A look back at Bonney Lake and Lake Tapps
April 22, 2012 · 6:59 PM
Lake Tapps, as it is known today, was formed as a result of the White River Project, built by Stone & Webster for the Pacific Coast Power Company beginning in 1909. It purpose was to create a hydroelectric power plant with water diverted from the White River through a series of flumes and basins to Lake Tapps.
The 14 mile project included 19 dams and embankments, seven miles of storage basins, and five miles of canals. Building the flumes, canal linings, and rail trestles required 20 million board feet of timber. An on-site sawmill provided most of the wood.
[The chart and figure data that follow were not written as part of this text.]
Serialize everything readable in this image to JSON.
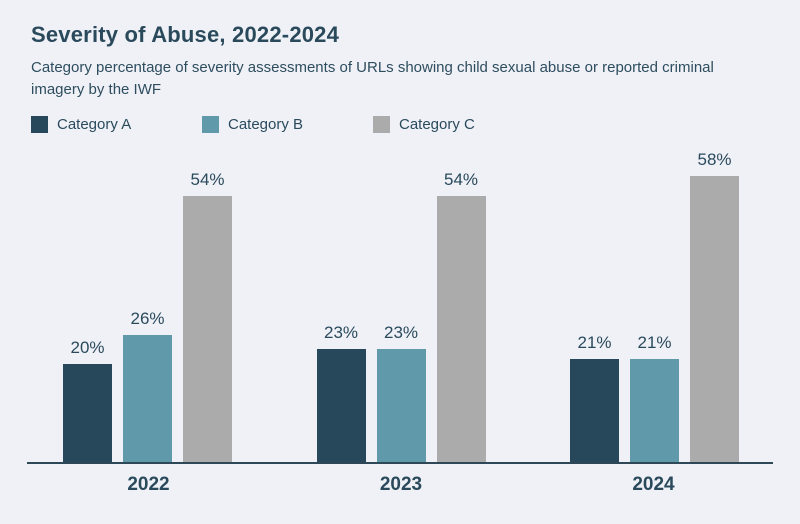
{
  "theme": {
    "background": "#eff1f7",
    "text_color": "#2a4a5c",
    "axis_color": "#2f4858"
  },
  "chart_data": {
    "type": "bar",
    "title": "Severity of Abuse, 2022-2024",
    "subtitle": "Category percentage of severity assessments of URLs showing child sexual abuse or reported criminal imagery by the IWF",
    "categories": [
      "2022",
      "2023",
      "2024"
    ],
    "series": [
      {
        "name": "Category A",
        "color": "#26485a",
        "values": [
          20,
          23,
          21
        ]
      },
      {
        "name": "Category B",
        "color": "#5f99aa",
        "values": [
          26,
          23,
          21
        ]
      },
      {
        "name": "Category C",
        "color": "#ababab",
        "values": [
          54,
          54,
          58
        ]
      }
    ],
    "value_suffix": "%",
    "xlabel": "",
    "ylabel": "",
    "ylim": [
      0,
      60
    ],
    "grid": false,
    "legend_position": "top-left",
    "bar_labels": true
  }
}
It was enough lumber to build a five-foot sidewalk stretching from Seattle to New York!
Four natural lakes - Crawford, Kirtley, Church, and Tapps - were flooded to create the Lake Tapps reservoir. The resulting storage provided 2.5 billion cubic feet of water, which had the potential to generate 18 million kilowatt hours of electricity.
The work in the field was completed in only 20 months in a region that was heavily timbered and back then considered a wilderness. Since the Northern Pacific Railway had a station in Buckley on the east and in Dieringer on the west, a standard-gauge railway was constructed around the northern edge of the Lake Tapps basin to transport supplies and equipment to a workforce of 1,000 men. Embankments and levies were built to allow the completed reservoir surface to be raised by 5 feet.
The newly generated power was carried by the eight transmission lines to help feed the energy needs of Seattle and Tacoma, but it was more than 30 years before the residents of the future Town of Bonney Lake had electric power.